Being that I sit on the shelf of a fleshling with a similar mobility impairment (although not CP) I was surprised at how Moloney has so authentically incorporated this aspect of Jacob’s life into the story. Sometimes the impairment is right at the forefront – embarrassing, painful and inconvenient – and sometimes it’s part of the scenery, unworthy of notice or mention. Similarly, the different reactions of various people to Jacob’s disability run the gamut from overcompensation to celebration. This was part of what made the book feel realistic and it’s no wonder I was drawn in so deeply to Jacob’s quest to break out of the bonds of expectation.
*Alright skippers, you can start reading again now!*
When a number of animals around country Palmerston are killed in vicious attacks, the flimsiest of evidence points toward newcomer to the town, Mahmoud Rais, a Muslim student whose father has taken over the supervision of halal preparation at the local meatworks. Jacob doesn’t fully understand his motivation for doing so, but immediately leaps to Mahmoud’s defence as he is chased by an angry mob of kids. As the town grows more and more convinced that Mahmoud is the guilty party, and the local press and police seem to be encouraging that conviction, Jacob faces a choice about whether it’s worth protesting Mahmoud’s innocence.
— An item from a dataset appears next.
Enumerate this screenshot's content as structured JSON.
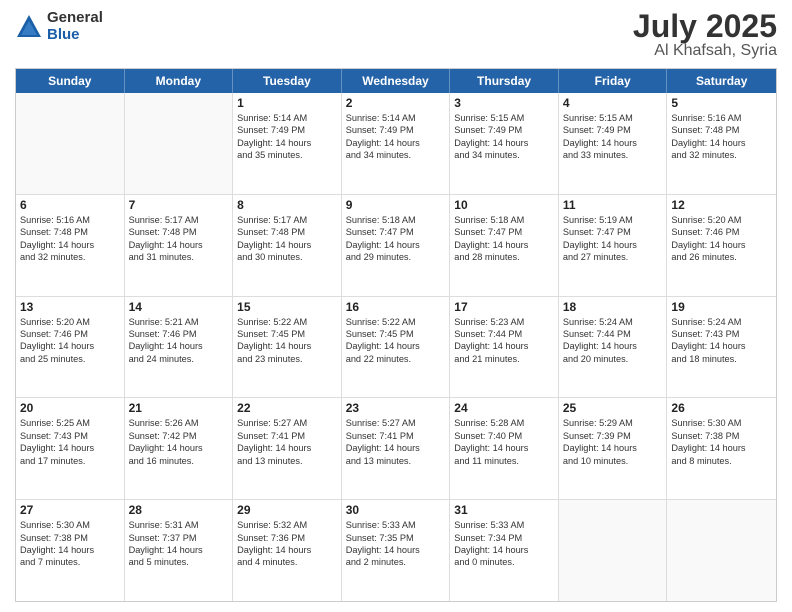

Partway through the book I began to worry that this was going to become a clunky sort of declaration of the dangers of leaping to conclusions, with two-dimensional Islamic characters and a cursory diatribe against kneejerk prejudice. Of course, I should have known better and trusted in the talents of Moloney as an experienced writer, because the direction that the story takes could not be further from what I have described.
Instead of attempting to defy stereotyping of a minority by creating characters that would end up being a very small sample of the minority being stereotyped, Moloney has focused the story on Jacob and his thought processes as the events of the investigation are played out. The reactions of others – his parents, schoolmates and teacher – are presented for Jacob to navigate and the pr0s and cons of voicing one’s platform on social media are also explored.
The thing I enjoyed most about this story though, was the fact that the events are presented in the context of Jacob’s final year of school and the decisions that he has to make about his future, both in terms of what he wants to do and who he wants to be. Along the way the story touches on first love, bullying and discrimination, challenging authority and trust – in others and oneself.
If you are looking for an engrossing, surprising and authentically told story – whether you are a reader of YA or otherwise – allow me to suggest The Beauty is in the Walking as a worthy choice, featuring a young male protagonist with an original voice and content that is both topical and perennial.